For me, in my twenties, there were 3 dreams. (Having children was not one of them, tho I started at 19 and always adored my children.) The primary, and unrealized one - I’m not sure when it started.........maybe it was always there. In high school I was considered “the dancer” though I only took classes as a young child. But I was always the one chosen to lead the dances, to be in the performances, etc. I remember with such a leap of joy the dance role I was given in my 8th grade graduation.....the leap being literal, onto the stage at the height of a passage in Swan Lake, when I swear I soared into the heavens, carried on that incredible outrush of music. I was and am a natural dancer - music just moves my body. I’ve had the experience of dancing all over the room, in fairly recent years, with no effort whatsoever....just carried. When I hear music I CANNOT sit still. If there’s reasonable music in the room, that’s where my attention is. If the music is good, it dances me. This is the greatest love of my life. It was always clear to me that I would find some venue for dancing myself, my Being, in a way that would be healing for people who watched it. Always clear to me - and yet it never happened. Now I can say I never made it happen. For instance, I have hardly ever taken a dance class. One might think that would be the place to start, though it was improvisational not stylized dance I wanted anyway. Besides I never had money and I always had children, so there was no realistic chance.........or so it always seemed. And now I am 69. I think I have to admit to myself that there is a good chance that it ain’t gonna happen. There is one outlet for me - a physical form of telling stories which I have practiced in a group for the last 6 years. But the few performances I’ve tried have been failures. It’s too important to me to do it well, and I become very constrained - squeezed through a small sieve - in front of an audience. So perhaps it will never happen; or not in this lifetime. Once upon a time that recognition would have been a great sorrow, but now it just is. And there is a little feeling that I can nonetheless dance the dance of being me, all the time, in my life. I am less expressive than many, especially young, people - but more than many. So I’ll just continue being me however that occurs, and live with that. 

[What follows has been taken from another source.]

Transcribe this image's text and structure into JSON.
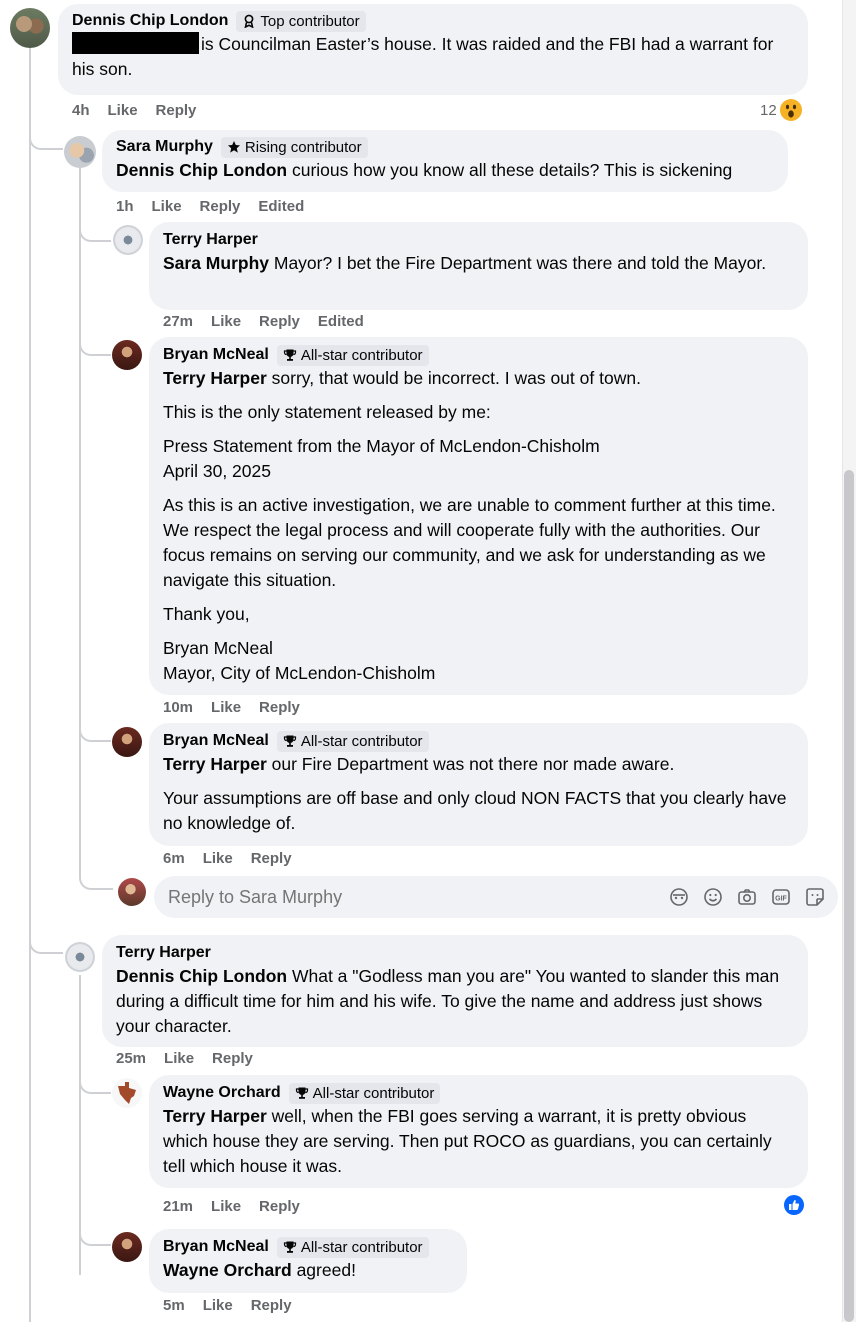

I said there were three dreams. That was the huge one. Another was to build my own house. In my twenties, talking in the cafeteria at the college with other “back to the land”-minded friends, I felt I could run up the side of a mountain and build my house at the top. Unfortunately I didn’t find my piece of land until twenty years later. But I still built it, me working with one male carpenter friend for the first few months, and then me, alone.   But that is another story. 

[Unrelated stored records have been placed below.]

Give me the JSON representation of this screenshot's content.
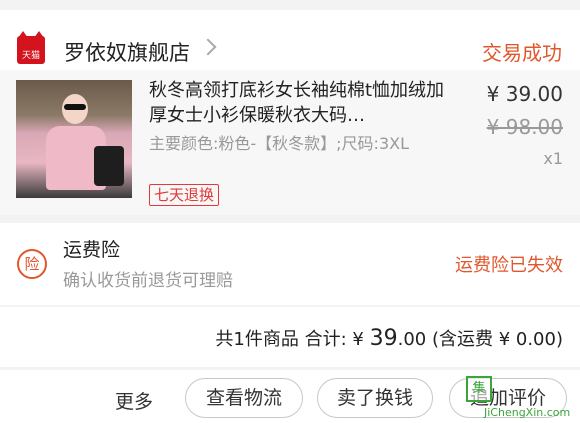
{
  "store": {
    "logo_text": "天猫",
    "name": "罗依奴旗舰店",
    "status": "交易成功"
  },
  "product": {
    "title": "秋冬高领打底衫女长袖纯棉t恤加绒加厚女士小衫保暖秋衣大码…",
    "spec": "主要颜色:粉色-【秋冬款】;尺码:3XL",
    "badge": "七天退换",
    "price": "¥ 39.00",
    "original_price": "¥ 98.00",
    "quantity": "x1"
  },
  "insurance": {
    "icon_text": "险",
    "title": "运费险",
    "subtitle": "确认收货前退货可理赔",
    "status": "运费险已失效"
  },
  "summary": {
    "count_text": "共1件商品 合计:",
    "currency": "¥ ",
    "total_int": "39",
    "total_dec": ".00",
    "shipping_text": "(含运费 ¥ 0.00)"
  },
  "actions": {
    "more": "更多",
    "logistics": "查看物流",
    "sell": "卖了换钱",
    "review": "追加评价"
  },
  "watermark": {
    "square": "集",
    "url": "JiChengXin.com"
  },
  "colors": {
    "accent": "#e0572f",
    "tmall_red": "#d4131e",
    "badge_red": "#e03a3a"
  }
}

The last dream was to be a psychiatrist. That dream began when I was 12 years old, and read a book of my mother’s: Anna Kavan’s “Asylum Piece.” I wanted to treat sick people more humanely than those people were treated, and I never again wanted to study anything but psychology. So after my first two children, I got my BA in Psych. And 20 years later went back for my MA. And as the song says, “Two out of three ain’t bad.” So tonite - boiling water in the kitchen of that home which I built myself - and coming to that moment of awareness, of acknowledging my life and my self - it felt okay. Not that I thought about any of these things - I was just there, just present in that moment in time, and it was okay.